If you never made it to the famous New York hot spot Studio 54 during its heyday, you might be drawn to see 54 to find out what the fuss was about. According to those who got in, the place itself wasn’t nearly as impressive as the status of getting in — the honor of being stylish and fabulous enough to be judged worthy of entrance. Well, now that any of us with a Netflix account can get into 54, the club stands revealed as what it was: a glitzy playpen for trendoids, wannabes, and campy celebrities. Let me pause for a minute to think of a more boring subject for a movie …. Sorry. I give up.
If Boogie Nights was all sizzle and no steak, 54 is neither steak nor sizzle — it’s just an empty plate. Writer-director Mark Christopher, who previously contributed a segment to the gay anthology Boys Life 2, certainly plays up the overt homo-eroticism of the place — the ripe young men swaggering around shirtless, the women stuck in ghastly height-of-1979-fashion wigs and outfits that made them look like drag queens. Christopher presents the hedonism (the cocaine, the open copulation in the balcony) without judgment, yet he’s wedded the true story of Studio 54 to a fictional story that lacks the conviction to be moralistic. Once again, a young innocent (Ryan Phillippe, making Mark Wahlberg look like Olivier) is lured into sex and drugs, and once again everyone parties hard until a death during the New Year 1980 bash foretells the death of an era. Any of this sound familiar?
Shane O’Shea (Phillippe) starts at 54 as a busboy, then works his way up to bartending — the primo job, where you can schmooze with powerful players and top models. Are we supposed to care whether this blank-faced kid makes it? Shane befriends a young married couple — fellow busboy Greg (Breckin Meyer) and his wife Anita (Salma Hayek), who dreams of being a singer. Shane is also fixated on Julie Black (Neve Campbell), a soap actress who wants to cross over into movies. So we have a bunch of low-level, obscure people deluding themselves that they’re on the fast track to success — again, any of this sound familiar? When I saw Boogie Nights , I never thought I would one day compare it favorably to even more derivative movies, but that was before I saw 54.
Mark Christopher has no apparent feelings for his chosen milieu (the movie was shot on a Toronto soundstage), and I never figured out how he felt about Steve Rubell, the effusive ringmaster of 54. Stretching his legs in his first dramatic role, Mike Myers does what he can with a shallow conception, but Rubell remains remote and unknowable right to the end (as he was, perhaps, in life).
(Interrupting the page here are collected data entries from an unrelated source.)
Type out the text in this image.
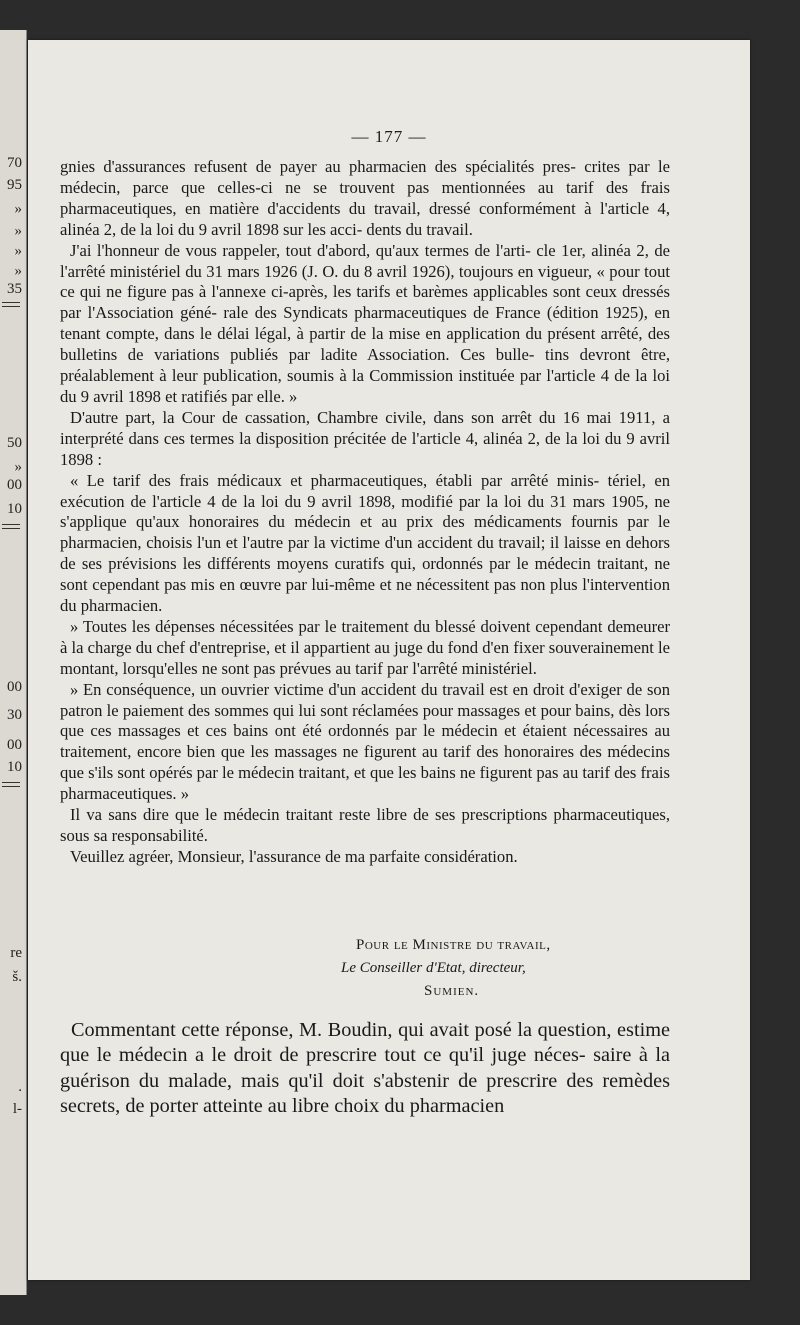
70
95
»
»
»
»
35
50
»
00
10
00
30
00
10
re
š.
.
l-
— 177 —

gnies d'assurances refusent de payer au pharmacien des spécialités pres- crites par le médecin, parce que celles-ci ne se trouvent pas mentionnées au tarif des frais pharmaceutiques, en matière d'accidents du travail, dressé conformément à l'article 4, alinéa 2, de la loi du 9 avril 1898 sur les acci- dents du travail.

J'ai l'honneur de vous rappeler, tout d'abord, qu'aux termes de l'arti- cle 1er, alinéa 2, de l'arrêté ministériel du 31 mars 1926 (J. O. du 8 avril 1926), toujours en vigueur, « pour tout ce qui ne figure pas à l'annexe ci-après, les tarifs et barèmes applicables sont ceux dressés par l'Association géné- rale des Syndicats pharmaceutiques de France (édition 1925), en tenant compte, dans le délai légal, à partir de la mise en application du présent arrêté, des bulletins de variations publiés par ladite Association. Ces bulle- tins devront être, préalablement à leur publication, soumis à la Commission instituée par l'article 4 de la loi du 9 avril 1898 et ratifiés par elle. »

D'autre part, la Cour de cassation, Chambre civile, dans son arrêt du 16 mai 1911, a interprété dans ces termes la disposition précitée de l'article 4, alinéa 2, de la loi du 9 avril 1898 :

« Le tarif des frais médicaux et pharmaceutiques, établi par arrêté minis- tériel, en exécution de l'article 4 de la loi du 9 avril 1898, modifié par la loi du 31 mars 1905, ne s'applique qu'aux honoraires du médecin et au prix des médicaments fournis par le pharmacien, choisis l'un et l'autre par la victime d'un accident du travail; il laisse en dehors de ses prévisions les différents moyens curatifs qui, ordonnés par le médecin traitant, ne sont cependant pas mis en œuvre par lui-même et ne nécessitent pas non plus l'intervention du pharmacien.

» Toutes les dépenses nécessitées par le traitement du blessé doivent cependant demeurer à la charge du chef d'entreprise, et il appartient au juge du fond d'en fixer souverainement le montant, lorsqu'elles ne sont pas prévues au tarif par l'arrêté ministériel.

» En conséquence, un ouvrier victime d'un accident du travail est en droit d'exiger de son patron le paiement des sommes qui lui sont réclamées pour massages et pour bains, dès lors que ces massages et ces bains ont été ordonnés par le médecin et étaient nécessaires au traitement, encore bien que les massages ne figurent au tarif des honoraires des médecins que s'ils sont opérés par le médecin traitant, et que les bains ne figurent pas au tarif des frais pharmaceutiques. »

Il va sans dire que le médecin traitant reste libre de ses prescriptions pharmaceutiques, sous sa responsabilité.

Veuillez agréer, Monsieur, l'assurance de ma parfaite considération.

Pour le Ministre du travail,
Le Conseiller d'Etat, directeur,
Sumien.

Commentant cette réponse, M. Boudin, qui avait posé la question, estime que le médecin a le droit de prescrire tout ce qu'il juge néces- saire à la guérison du malade, mais qu'il doit s'abstenir de prescrire des remèdes secrets, de porter atteinte au libre choix du pharmacien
We don’t know whether we’re supposed to take Rubell as a nurturing party boy or as a corrupt little bastard who promotes his male staff in exchange for sexual favors. This inconsistency, and a lot more in the movie, may be due to severe pre-release trims (the distributor, Miramax, is famously scissors-happy). Or it may be due to the script, which, judging from what’s left, was never particularly focused or insightful.
If a mitigating director’s cut surfaces on DVD, I promise to apologize. [EDIT: Such a DVD has yet to present itself. Therefore I have yet to apologize. However, as of late 2008 a director’s cut has been shown and praised.] But I think I’m safe in my bewildered contempt for this film. 54 doesn’t give you the highs or lows of the dying disco age; it’s just a series of hackneyed scenes that make Boogie Nights look like a model of originality. If you go to this movie wondering what the fuss at Studio 54 was about, you’ll still wonder about it when the movie is over.